WASHINGTON -- The Senate on Monday evening turned back a Republican effort to strip from the reauthorization of the Violence Against Women Act a provision that would expand the authority of Native American courts to prosecute non-Indians accused of abusing native women, but senators left final passage of the bill until today.
The vote, 31-59, fell largely along party lines, but four Republicans voted to preserve the expansion of tribal authority. Final passage of a reauthorized violence protection act is expected on a bipartisan vote Tuesday.

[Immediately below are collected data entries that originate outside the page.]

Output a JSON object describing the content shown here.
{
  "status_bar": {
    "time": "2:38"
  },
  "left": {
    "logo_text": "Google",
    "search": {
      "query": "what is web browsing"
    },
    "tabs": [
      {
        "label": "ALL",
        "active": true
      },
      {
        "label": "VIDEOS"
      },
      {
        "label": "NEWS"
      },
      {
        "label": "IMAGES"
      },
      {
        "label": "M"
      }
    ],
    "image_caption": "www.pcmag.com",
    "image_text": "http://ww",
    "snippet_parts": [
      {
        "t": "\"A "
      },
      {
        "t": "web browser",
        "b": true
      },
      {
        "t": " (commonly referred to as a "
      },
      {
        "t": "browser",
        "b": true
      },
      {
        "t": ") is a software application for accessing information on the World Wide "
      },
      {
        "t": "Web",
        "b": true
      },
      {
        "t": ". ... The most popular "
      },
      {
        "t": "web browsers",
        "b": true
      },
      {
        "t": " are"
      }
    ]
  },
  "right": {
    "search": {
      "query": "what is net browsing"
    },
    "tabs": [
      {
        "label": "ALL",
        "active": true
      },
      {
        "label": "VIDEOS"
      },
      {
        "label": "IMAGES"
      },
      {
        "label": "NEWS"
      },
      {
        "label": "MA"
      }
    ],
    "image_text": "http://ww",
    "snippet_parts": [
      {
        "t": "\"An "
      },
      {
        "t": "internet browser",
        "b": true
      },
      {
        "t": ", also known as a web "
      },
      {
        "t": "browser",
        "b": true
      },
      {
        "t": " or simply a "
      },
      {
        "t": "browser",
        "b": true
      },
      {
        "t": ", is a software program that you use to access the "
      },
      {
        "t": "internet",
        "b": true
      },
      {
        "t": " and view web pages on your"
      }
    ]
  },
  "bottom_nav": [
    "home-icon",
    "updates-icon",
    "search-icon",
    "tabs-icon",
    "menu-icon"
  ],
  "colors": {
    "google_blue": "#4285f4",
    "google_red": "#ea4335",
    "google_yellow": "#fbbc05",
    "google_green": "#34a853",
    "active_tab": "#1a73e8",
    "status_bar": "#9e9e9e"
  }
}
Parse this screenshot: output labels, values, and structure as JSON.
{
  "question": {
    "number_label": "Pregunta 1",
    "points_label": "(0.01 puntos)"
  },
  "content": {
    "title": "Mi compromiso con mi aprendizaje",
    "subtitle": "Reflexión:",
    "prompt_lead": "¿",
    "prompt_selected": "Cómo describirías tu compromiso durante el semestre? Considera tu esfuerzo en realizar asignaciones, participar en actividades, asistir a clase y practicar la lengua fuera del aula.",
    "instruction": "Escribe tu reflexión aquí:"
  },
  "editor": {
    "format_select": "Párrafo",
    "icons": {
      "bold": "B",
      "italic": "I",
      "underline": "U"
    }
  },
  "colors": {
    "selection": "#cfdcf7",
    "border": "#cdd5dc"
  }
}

The tribal courts issue, however, remains the one true obstacle to an agreement with the Republican-controlled House.
Gays in military aided
WASHINGTON -- The Pentagon has agreed to expand benefits for gay and lesbian couples serving in the military, but officials continued to withhold equal access to base housing, health care and educational services.
Leon Panetta, the outgoing secretary of defense, signed an order Monday that permits same-sex partners and their dependents to use numerous family-oriented facilities and services on U.S. military bases, including recreation areas, counseling programs, school buses, child care and shopping exchanges.
2 held in killing girl, 15
CHICAGO -- Two Chicago men were charged in the shooting death of 15-year-old Hadiya Pendleton, prosecutors said Monday.
Michael Ward, 18, and Kenneth Williams, 20, are charged with first-degree murder, attempted murder, and aggravated battery with a firearm in an attack during which two other teenagers were wounded.
Chicago police picked up the two men, 18 and 20, over the weekend, hours after Michelle Obama attended the funeral for the teenager whose death has become a symbol of escalating violence in Chicago.
Hadiya was shot in a park about a mile north of President Barack Obama's Kenwood neighborhood home. The killing occurred a little more than a week after the honor student performed with the King College Prep band in Washington, D.C., during inauguration festivities.
9/11-case spying alleged
FORT MEADE, Md. -- The military judge in the Sept. 11, 2001, conspiracy case abruptly granted a defense request Monday to halt the proceedings until today after lawyers for the five accused plotters raised fresh complaints that government intelligence officials were spying on their confidential attorney-client discussions.
The judge, Army Col. James Pohl, also ordered three top prison officials at the U.S. Naval Base on Guantanamo Bay, Cuba, to testify today before he rules whether the military trial should go forward.
Also in the nation ...
Christopher Dorner, the fugitive ex-Los Angeles police officer, was charged Monday with murdering a Riverside, Calif., officer in a potential death penalty case, but hundreds of tips triggered by a $1 million reward failed to end the manhunt. ... About 7,000 attended a memorial service Monday at Cowboys Stadium in Arlington, Texas, for Chris Kyle, the former Navy SEAL sniper who was slain last week near Glen Rose, Texas. ... With Chicago's attention focused on the painful price of gun violence, Mayor Rahm Emanuel on Monday called on state lawmakers to increase minimum sentences for gun crimes in Illinois and to require violators to serve the bulk of those prison sentences.